Compositions of the medium for enzymatic dissociation of the biological sample constituted of in particular organic and inorganic nutrients in the form of salts, amino acids, fatty acids, peptides, proteins and lipoproteins, buffer system carbohydrates for maintaining the pH and metallic trace elements and enzymes

Consumables for the macroscopic cell sorting of the biological sample by coupling by Sedimentation Field-Flow Fractionation, SdFFF,

At least one biosensor

Composition for receiving cells and presenting them to at least one biosensor.

14. Determination process according to claim 3, wherein enzymatic dissociation is carried out with at least two enzymes.

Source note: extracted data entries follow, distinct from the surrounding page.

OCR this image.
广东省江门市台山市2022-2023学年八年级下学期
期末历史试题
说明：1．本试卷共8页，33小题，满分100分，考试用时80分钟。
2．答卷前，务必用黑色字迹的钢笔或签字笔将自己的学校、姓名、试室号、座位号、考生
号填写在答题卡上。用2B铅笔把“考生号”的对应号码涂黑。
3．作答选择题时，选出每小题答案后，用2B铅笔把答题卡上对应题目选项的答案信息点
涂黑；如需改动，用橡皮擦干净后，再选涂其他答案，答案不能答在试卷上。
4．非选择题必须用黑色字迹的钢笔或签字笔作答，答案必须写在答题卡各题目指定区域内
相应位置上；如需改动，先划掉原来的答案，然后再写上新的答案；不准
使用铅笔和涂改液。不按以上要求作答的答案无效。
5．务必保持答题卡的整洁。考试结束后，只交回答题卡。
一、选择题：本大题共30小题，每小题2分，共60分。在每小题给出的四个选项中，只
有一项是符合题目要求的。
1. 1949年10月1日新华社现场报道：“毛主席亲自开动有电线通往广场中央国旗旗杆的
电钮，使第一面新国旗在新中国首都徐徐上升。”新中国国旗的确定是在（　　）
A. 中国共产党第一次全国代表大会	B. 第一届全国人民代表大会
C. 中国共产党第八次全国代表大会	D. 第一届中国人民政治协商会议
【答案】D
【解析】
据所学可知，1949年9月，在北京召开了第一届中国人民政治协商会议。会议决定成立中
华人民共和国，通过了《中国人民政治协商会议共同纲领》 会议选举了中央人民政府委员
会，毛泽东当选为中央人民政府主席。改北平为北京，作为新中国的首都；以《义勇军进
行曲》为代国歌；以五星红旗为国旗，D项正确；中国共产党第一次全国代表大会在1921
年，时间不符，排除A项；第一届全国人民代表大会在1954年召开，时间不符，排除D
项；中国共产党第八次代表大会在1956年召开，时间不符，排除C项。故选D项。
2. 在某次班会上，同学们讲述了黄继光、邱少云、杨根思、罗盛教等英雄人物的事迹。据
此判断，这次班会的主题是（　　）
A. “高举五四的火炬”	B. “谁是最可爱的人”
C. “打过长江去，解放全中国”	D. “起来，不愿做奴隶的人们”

15. Determination process according to claim 2, wherein enzymatic dissociation is carried out with collagenase and/or trypsin.

16. Determination process according to claim 3, wherein enzymatic dissociation is carried out with collagenase and/or trypsin.

17. Determination process according to claim 4, wherein enzymatic dissociation is carried out with collagenase and/or trypsin.